Às vésperas do segundo turno de 2018, Fernando Henrique Cardoso (PSDB) conversou por telefone com o então presidenciável Fernando Haddad (PT). O tucano fez uma defesa enfática da democracia, mas não se comprometeu a apoiar publicamente a candidatura do petista. Anos depois, FHC admitiu ter anulado o voto naquela disputa.
Dois anos e meio de Jair Bolsonaro (sem partido) no poder foram o bastante para mudar esse cenário.
Em entrevistas recentes, FHC disse que votaria no PT para evitar a reeleição do atual governo e, na última semana, se reuniu com o ex-presidente Luiz Inácio Lula da Silva, num encontro que foi divulgado com certo orgulho pelo petista.
Bolsonaro é o padrinho involuntário dessa peça de propaganda política. A conduta do presidente fez com que as tímidas ressalvas ao capitão reformado que alguns líderes políticos apresentaram na última campanha se transformassem em rejeição.
O encontro carrega sinais importantes sobre a dimensão que o antibolsonarismo pode tomar na corrida de 2022.

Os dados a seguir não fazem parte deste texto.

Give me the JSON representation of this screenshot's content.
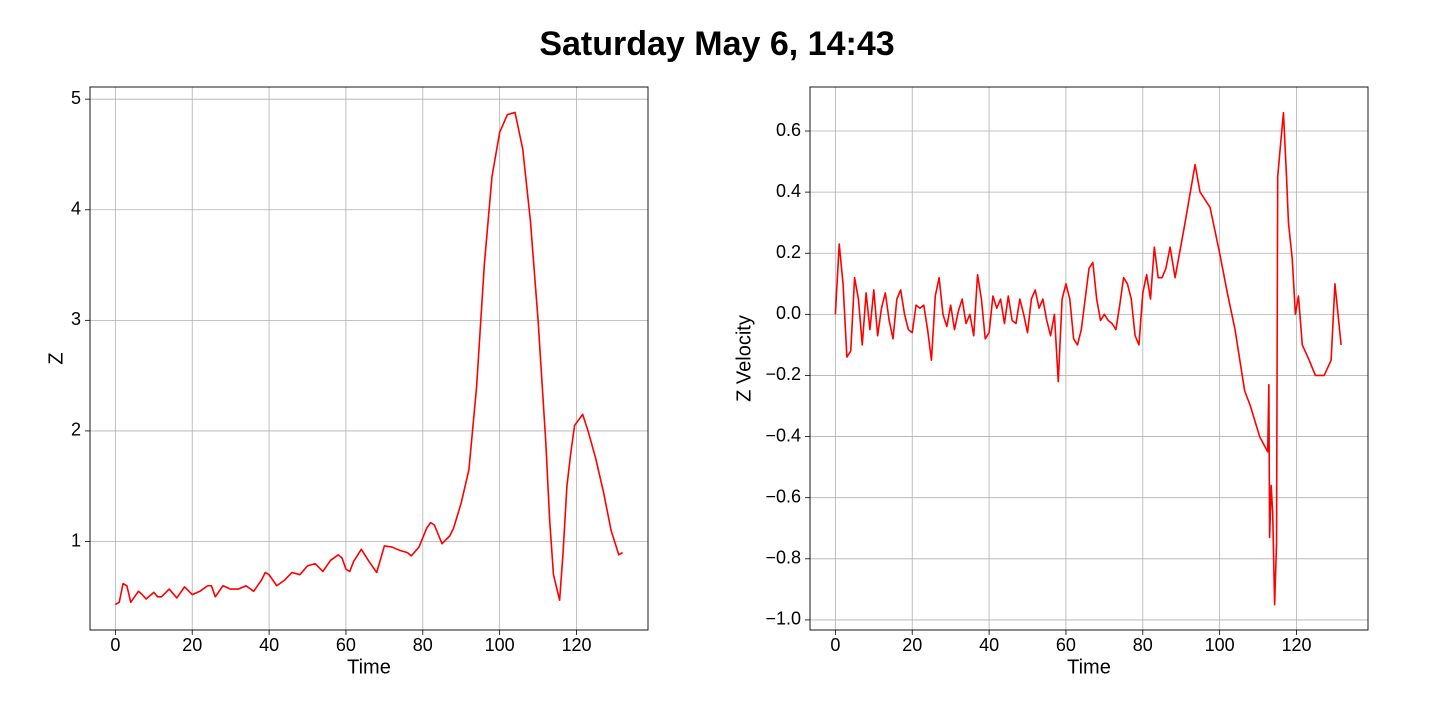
{
  "title": "Saturday May 6, 14:43",
  "chart_data": [
    {
      "type": "line",
      "xlabel": "Time",
      "ylabel": "Z",
      "grid": true,
      "xlim": [
        -6.6,
        138.6
      ],
      "ylim": [
        0.2,
        5.11
      ],
      "xticks": [
        0,
        20,
        40,
        60,
        80,
        100,
        120
      ],
      "yticks": [
        1,
        2,
        3,
        4,
        5
      ],
      "x": [
        0,
        1,
        2,
        3,
        4,
        5,
        6,
        7,
        8,
        10,
        11,
        12,
        14,
        16,
        18,
        20,
        22,
        24,
        25,
        26,
        28,
        30,
        32,
        34,
        36,
        38,
        39,
        40,
        42,
        44,
        46,
        48,
        50,
        52,
        54,
        56,
        58,
        59,
        60,
        61,
        62,
        64,
        66,
        68,
        70,
        72,
        74,
        76,
        77,
        79,
        81,
        82,
        83,
        85,
        87,
        88,
        90,
        92,
        94,
        96,
        98,
        100,
        102,
        104,
        106,
        108,
        110,
        112,
        113,
        114,
        115.6,
        116.5,
        117.5,
        118.5,
        119.5,
        121.6,
        123,
        125,
        127,
        129,
        131,
        132
      ],
      "series": [
        {
          "name": "Z",
          "color": "#ff0000",
          "values": [
            0.43,
            0.45,
            0.62,
            0.6,
            0.45,
            0.5,
            0.55,
            0.52,
            0.48,
            0.54,
            0.5,
            0.5,
            0.57,
            0.49,
            0.59,
            0.52,
            0.55,
            0.6,
            0.6,
            0.5,
            0.6,
            0.57,
            0.57,
            0.6,
            0.55,
            0.65,
            0.72,
            0.7,
            0.6,
            0.65,
            0.72,
            0.7,
            0.78,
            0.8,
            0.73,
            0.83,
            0.88,
            0.85,
            0.75,
            0.73,
            0.82,
            0.93,
            0.82,
            0.72,
            0.96,
            0.95,
            0.92,
            0.9,
            0.87,
            0.95,
            1.12,
            1.17,
            1.15,
            0.98,
            1.05,
            1.12,
            1.35,
            1.65,
            2.4,
            3.5,
            4.3,
            4.7,
            4.86,
            4.88,
            4.55,
            3.9,
            3.0,
            1.9,
            1.2,
            0.7,
            0.47,
            0.9,
            1.5,
            1.8,
            2.05,
            2.15,
            2.0,
            1.75,
            1.45,
            1.1,
            0.88,
            0.9
          ]
        }
      ]
    },
    {
      "type": "line",
      "xlabel": "Time",
      "ylabel": "Z Velocity",
      "grid": true,
      "xlim": [
        -6.6,
        138.6
      ],
      "ylim": [
        -1.033,
        0.744
      ],
      "xticks": [
        0,
        20,
        40,
        60,
        80,
        100,
        120
      ],
      "yticks": [
        {
          "value": -1.0,
          "label": "−1.0"
        },
        {
          "value": -0.8,
          "label": "−0.8"
        },
        {
          "value": -0.6,
          "label": "−0.6"
        },
        {
          "value": -0.4,
          "label": "−0.4"
        },
        {
          "value": -0.2,
          "label": "−0.2"
        },
        {
          "value": 0,
          "label": "0.0"
        },
        0.2,
        0.4,
        0.6
      ],
      "x": [
        0,
        1,
        2,
        3,
        4,
        5,
        6,
        7,
        8,
        9,
        10,
        11,
        12,
        13,
        14,
        15,
        16,
        17,
        18,
        19,
        20,
        21,
        22,
        23,
        24,
        25,
        26,
        27,
        28,
        29,
        30,
        31,
        32,
        33,
        34,
        35,
        36,
        37,
        38,
        39,
        40,
        41,
        42,
        43,
        44,
        45,
        46,
        47,
        48,
        49,
        50,
        51,
        52,
        53,
        54,
        55,
        56,
        57,
        58,
        59,
        60,
        61,
        62,
        63,
        64,
        65,
        66,
        67,
        68,
        69,
        70,
        71,
        72,
        73,
        74,
        75,
        76,
        77,
        78,
        79,
        80,
        81,
        82,
        83,
        84,
        85,
        86,
        87.1,
        88.4,
        91,
        93.6,
        94.9,
        97.5,
        100,
        102,
        104,
        106.5,
        108,
        110.4,
        112.5,
        112.8,
        113,
        113.4,
        113.8,
        114.3,
        114.8,
        115.1,
        115.8,
        116.6,
        117.4,
        117.9,
        118.9,
        119.7,
        120.5,
        121.5,
        123.3,
        124.9,
        127.2,
        129,
        130,
        131.6
      ],
      "series": [
        {
          "name": "Z Velocity",
          "color": "#ff0000",
          "values": [
            0.0,
            0.23,
            0.1,
            -0.14,
            -0.12,
            0.12,
            0.05,
            -0.1,
            0.07,
            -0.05,
            0.08,
            -0.07,
            0.02,
            0.07,
            -0.02,
            -0.08,
            0.05,
            0.08,
            0.0,
            -0.05,
            -0.06,
            0.03,
            0.02,
            0.03,
            -0.05,
            -0.15,
            0.06,
            0.12,
            0.0,
            -0.04,
            0.03,
            -0.05,
            0.01,
            0.05,
            -0.03,
            0.0,
            -0.07,
            0.13,
            0.05,
            -0.08,
            -0.06,
            0.06,
            0.02,
            0.05,
            -0.03,
            0.06,
            -0.02,
            -0.03,
            0.05,
            0.0,
            -0.06,
            0.05,
            0.08,
            0.02,
            0.05,
            -0.02,
            -0.07,
            0.0,
            -0.22,
            0.05,
            0.1,
            0.05,
            -0.08,
            -0.1,
            -0.05,
            0.05,
            0.15,
            0.17,
            0.05,
            -0.02,
            0.0,
            -0.02,
            -0.03,
            -0.05,
            0.03,
            0.12,
            0.1,
            0.05,
            -0.07,
            -0.1,
            0.07,
            0.13,
            0.05,
            0.22,
            0.12,
            0.12,
            0.15,
            0.22,
            0.12,
            0.3,
            0.49,
            0.4,
            0.35,
            0.2,
            0.07,
            -0.05,
            -0.25,
            -0.3,
            -0.4,
            -0.45,
            -0.23,
            -0.73,
            -0.56,
            -0.65,
            -0.95,
            -0.75,
            0.45,
            0.55,
            0.66,
            0.45,
            0.3,
            0.18,
            0.0,
            0.06,
            -0.1,
            -0.15,
            -0.2,
            -0.2,
            -0.15,
            0.1,
            -0.1
          ]
        }
      ]
    }
  ]
}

Se essa força foi suficiente para reunir a dupla de ex-presidentes e fazer com que um tucano histórico admita votar no maior símbolo do petismo, ela também pode ganhar carga razoável para barrar a reeleição do presidente.
A reunião Lula-FHC traduz uma convergência em torno do antibolsonarismo e evidencia uma convivência civilizada entre adversários políticos, mas seria ingenuidade interpretá-la como lançamento de uma engenharia eleitoral única para 2022.

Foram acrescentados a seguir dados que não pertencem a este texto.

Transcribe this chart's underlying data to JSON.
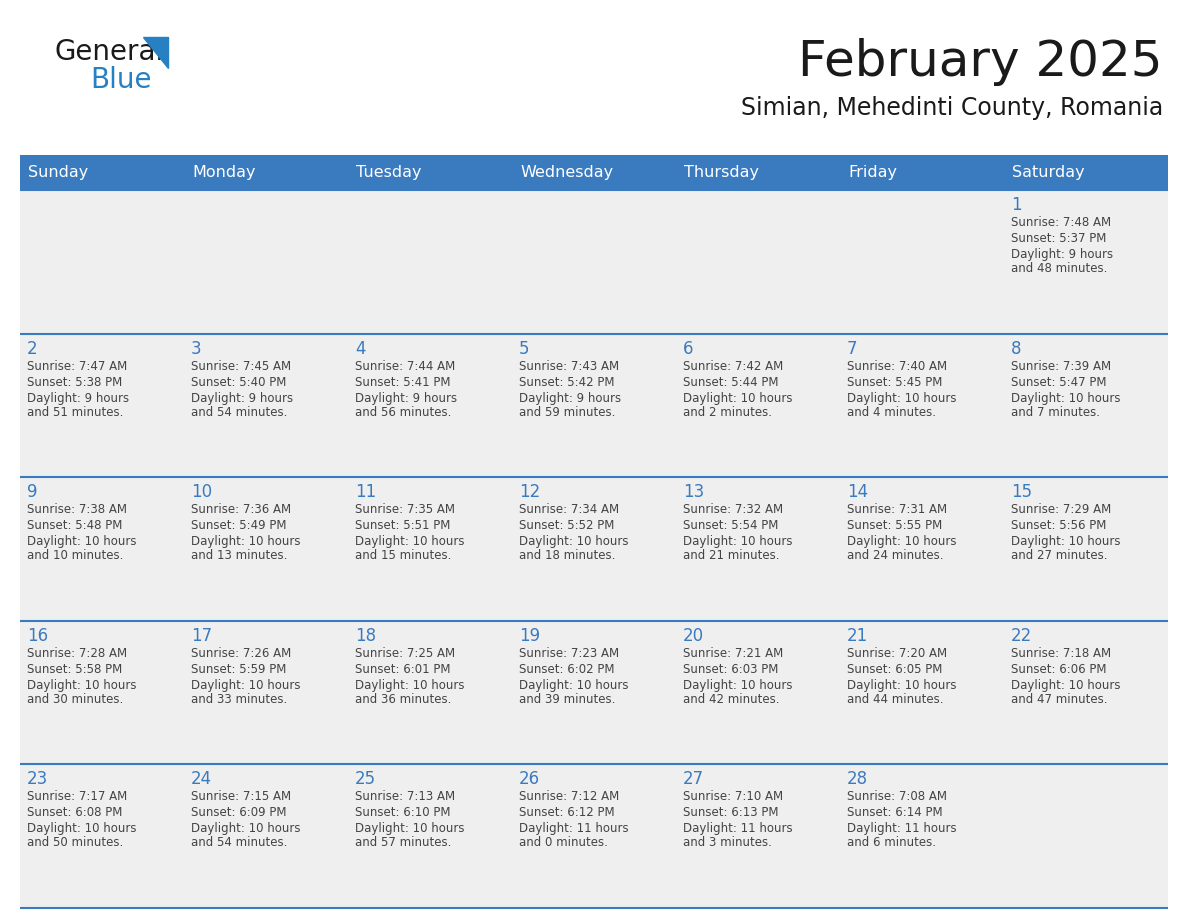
{
  "title": "February 2025",
  "subtitle": "Simian, Mehedinti County, Romania",
  "header_color": "#3a7abf",
  "header_text_color": "#ffffff",
  "day_names": [
    "Sunday",
    "Monday",
    "Tuesday",
    "Wednesday",
    "Thursday",
    "Friday",
    "Saturday"
  ],
  "background_color": "#ffffff",
  "cell_bg": "#efefef",
  "row_line_color": "#3a7abf",
  "day_num_color": "#3a7abf",
  "text_color": "#444444",
  "days": [
    {
      "day": 1,
      "col": 6,
      "row": 0,
      "sunrise": "7:48 AM",
      "sunset": "5:37 PM",
      "daylight": "9 hours and 48 minutes."
    },
    {
      "day": 2,
      "col": 0,
      "row": 1,
      "sunrise": "7:47 AM",
      "sunset": "5:38 PM",
      "daylight": "9 hours and 51 minutes."
    },
    {
      "day": 3,
      "col": 1,
      "row": 1,
      "sunrise": "7:45 AM",
      "sunset": "5:40 PM",
      "daylight": "9 hours and 54 minutes."
    },
    {
      "day": 4,
      "col": 2,
      "row": 1,
      "sunrise": "7:44 AM",
      "sunset": "5:41 PM",
      "daylight": "9 hours and 56 minutes."
    },
    {
      "day": 5,
      "col": 3,
      "row": 1,
      "sunrise": "7:43 AM",
      "sunset": "5:42 PM",
      "daylight": "9 hours and 59 minutes."
    },
    {
      "day": 6,
      "col": 4,
      "row": 1,
      "sunrise": "7:42 AM",
      "sunset": "5:44 PM",
      "daylight": "10 hours and 2 minutes."
    },
    {
      "day": 7,
      "col": 5,
      "row": 1,
      "sunrise": "7:40 AM",
      "sunset": "5:45 PM",
      "daylight": "10 hours and 4 minutes."
    },
    {
      "day": 8,
      "col": 6,
      "row": 1,
      "sunrise": "7:39 AM",
      "sunset": "5:47 PM",
      "daylight": "10 hours and 7 minutes."
    },
    {
      "day": 9,
      "col": 0,
      "row": 2,
      "sunrise": "7:38 AM",
      "sunset": "5:48 PM",
      "daylight": "10 hours and 10 minutes."
    },
    {
      "day": 10,
      "col": 1,
      "row": 2,
      "sunrise": "7:36 AM",
      "sunset": "5:49 PM",
      "daylight": "10 hours and 13 minutes."
    },
    {
      "day": 11,
      "col": 2,
      "row": 2,
      "sunrise": "7:35 AM",
      "sunset": "5:51 PM",
      "daylight": "10 hours and 15 minutes."
    },
    {
      "day": 12,
      "col": 3,
      "row": 2,
      "sunrise": "7:34 AM",
      "sunset": "5:52 PM",
      "daylight": "10 hours and 18 minutes."
    },
    {
      "day": 13,
      "col": 4,
      "row": 2,
      "sunrise": "7:32 AM",
      "sunset": "5:54 PM",
      "daylight": "10 hours and 21 minutes."
    },
    {
      "day": 14,
      "col": 5,
      "row": 2,
      "sunrise": "7:31 AM",
      "sunset": "5:55 PM",
      "daylight": "10 hours and 24 minutes."
    },
    {
      "day": 15,
      "col": 6,
      "row": 2,
      "sunrise": "7:29 AM",
      "sunset": "5:56 PM",
      "daylight": "10 hours and 27 minutes."
    },
    {
      "day": 16,
      "col": 0,
      "row": 3,
      "sunrise": "7:28 AM",
      "sunset": "5:58 PM",
      "daylight": "10 hours and 30 minutes."
    },
    {
      "day": 17,
      "col": 1,
      "row": 3,
      "sunrise": "7:26 AM",
      "sunset": "5:59 PM",
      "daylight": "10 hours and 33 minutes."
    },
    {
      "day": 18,
      "col": 2,
      "row": 3,
      "sunrise": "7:25 AM",
      "sunset": "6:01 PM",
      "daylight": "10 hours and 36 minutes."
    },
    {
      "day": 19,
      "col": 3,
      "row": 3,
      "sunrise": "7:23 AM",
      "sunset": "6:02 PM",
      "daylight": "10 hours and 39 minutes."
    },
    {
      "day": 20,
      "col": 4,
      "row": 3,
      "sunrise": "7:21 AM",
      "sunset": "6:03 PM",
      "daylight": "10 hours and 42 minutes."
    },
    {
      "day": 21,
      "col": 5,
      "row": 3,
      "sunrise": "7:20 AM",
      "sunset": "6:05 PM",
      "daylight": "10 hours and 44 minutes."
    },
    {
      "day": 22,
      "col": 6,
      "row": 3,
      "sunrise": "7:18 AM",
      "sunset": "6:06 PM",
      "daylight": "10 hours and 47 minutes."
    },
    {
      "day": 23,
      "col": 0,
      "row": 4,
      "sunrise": "7:17 AM",
      "sunset": "6:08 PM",
      "daylight": "10 hours and 50 minutes."
    },
    {
      "day": 24,
      "col": 1,
      "row": 4,
      "sunrise": "7:15 AM",
      "sunset": "6:09 PM",
      "daylight": "10 hours and 54 minutes."
    },
    {
      "day": 25,
      "col": 2,
      "row": 4,
      "sunrise": "7:13 AM",
      "sunset": "6:10 PM",
      "daylight": "10 hours and 57 minutes."
    },
    {
      "day": 26,
      "col": 3,
      "row": 4,
      "sunrise": "7:12 AM",
      "sunset": "6:12 PM",
      "daylight": "11 hours and 0 minutes."
    },
    {
      "day": 27,
      "col": 4,
      "row": 4,
      "sunrise": "7:10 AM",
      "sunset": "6:13 PM",
      "daylight": "11 hours and 3 minutes."
    },
    {
      "day": 28,
      "col": 5,
      "row": 4,
      "sunrise": "7:08 AM",
      "sunset": "6:14 PM",
      "daylight": "11 hours and 6 minutes."
    }
  ],
  "logo_color_general": "#1a1a1a",
  "logo_color_blue": "#2680c2"
}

Prova disso é a resposta do PSDB, que disse ser preciso "evitar sinais trocados" e pareceu incluir o petista, equivocadamente, numa categoria que chama de "os extremos". O discurso serve a líderes tucanos que temem ser engolidos pela presença resistente do bolsonarismo no eleitorado de direita.

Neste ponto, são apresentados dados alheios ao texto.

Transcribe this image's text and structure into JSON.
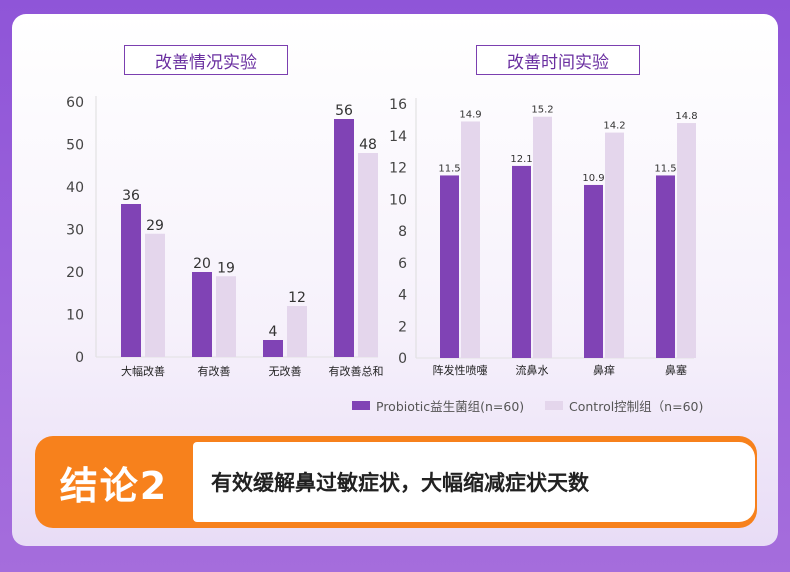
{
  "colors": {
    "probiotic": "#8043b5",
    "control": "#e4d6ec",
    "conclusion_accent": "#f7811c"
  },
  "chart_data": [
    {
      "type": "bar",
      "title": "改善情况实验",
      "categories": [
        "大幅改善",
        "有改善",
        "无改善",
        "有改善总和"
      ],
      "series": [
        {
          "name": "Probiotic益生菌组(n=60)",
          "values": [
            36,
            20,
            4,
            56
          ]
        },
        {
          "name": "Control控制组（n=60)",
          "values": [
            29,
            19,
            12,
            48
          ]
        }
      ],
      "yticks": [
        "0",
        "10",
        "20",
        "30",
        "40",
        "50",
        "60"
      ],
      "ylim": [
        0,
        60
      ],
      "labels": [
        [
          "36",
          "20",
          "4",
          "56"
        ],
        [
          "29",
          "19",
          "12",
          "48"
        ]
      ]
    },
    {
      "type": "bar",
      "title": "改善时间实验",
      "categories": [
        "阵发性喷嚏",
        "流鼻水",
        "鼻痒",
        "鼻塞"
      ],
      "series": [
        {
          "name": "Probiotic益生菌组(n=60)",
          "values": [
            11.5,
            12.1,
            10.9,
            11.5
          ]
        },
        {
          "name": "Control控制组（n=60)",
          "values": [
            14.9,
            15.2,
            14.2,
            14.8
          ]
        }
      ],
      "yticks": [
        "0",
        "2",
        "4",
        "6",
        "8",
        "10",
        "12",
        "14",
        "16"
      ],
      "ylim": [
        0,
        16
      ],
      "labels": [
        [
          "11.5",
          "12.1",
          "10.9",
          "11.5"
        ],
        [
          "14.9",
          "15.2",
          "14.2",
          "14.8"
        ]
      ]
    }
  ],
  "legend": {
    "probiotic": "Probiotic益生菌组(n=60)",
    "control": "Control控制组（n=60)"
  },
  "conclusion": {
    "tag": "结论2",
    "text": "有效缓解鼻过敏症状，大幅缩减症状天数"
  }
}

Muitos deles se serviram do antipetismo para chegar ao poder e pegaram carona na força do capitão reformado em 2018 —caso do governador paulista João Doria (PSDB). É natural, portanto, que nomes do partido rejeitem a impressão de que se tornaram aliados de Lula.
O próprio Fernando Henrique apresentou os limites políticos da fotografia com o petista. Após a divulgação do encontro, ele falou em "evitar más interpretações" e declarou que apoiará o candidato do PSDB no primeiro turno. Admitiu votar em qualquer um que se opuser a Bolsonaro no segundo turno, "mesmo o Lula".
Continua, portanto, a ser um devaneio o projeto de uma frente ampla para a largada da corrida de 2022, com o objetivo de derrotar o atual presidente. O que se enxerga, mais do que alianças formais, é uma convergência natural para o segundo turno, movida pelo antibolsonarismo —o que não é pouca coisa.
A reação imediata de aliados de Bolsonaro mostra o caminho que o presidente deve seguir para se opor a concertações desse tipo. O vereador carioca Carlos Bolsonaro (Republicanos) recorreu a lemas da antipolítica, igualou Lula a FHC e afirmou que os dois fatiam a democracia entre si.
Apesar disso, o repertório bolsonarista, conhecido de 2018, pode não ter o mesmo efeito em 2022. O presidente usará o figurino antissistema contra seus opositores, mas não conseguirá esconder o fato de que se sentou à mesa com o centrão para governar e terá o apoio de parte das siglas do bloco na campanha à reeleição.
A fotografia com FHC é melhor para Lula do que para os tucanos e genéricos que reivindicam o selo da "terceira via". A grande esperança desse grupo era a perspectiva de uma suposta polarização entre o petista e Bolsonaro para levar o eleitorado a buscar um caminho alternativo, mais moderado.
Mas o encontro tem um efeito inicial moderador para Lula. A imagem da conversa com um personagem identificado com a centro-direita não vai descarregar votos simpáticos ao PSDB em sua candidatura já no primeiro turno, mas abre caminho para que ele neutralize parte de sua rejeição entre esses eleitores no segundo turno.
Essa impressão ganha peso se Lula mantiver nas pesquisas um desempenho que o aponte como o candidato mais forte num embate direto com Bolsonaro no segundo turno. O principal desafio do ex-presidente será amenizar o antipetismo e conter a onda de rejeição que provocou uma adesão em massa ao capitão reformado em 2018.
Além do fator simbólico, o encontro Lula-FHC tem peso político porque mexe com dois dos principais sentimentos da política brasileira atual: o antibolsonarismo e o antipetismo. O tamanho de cada um deles deve definir o resultado da próxima eleição.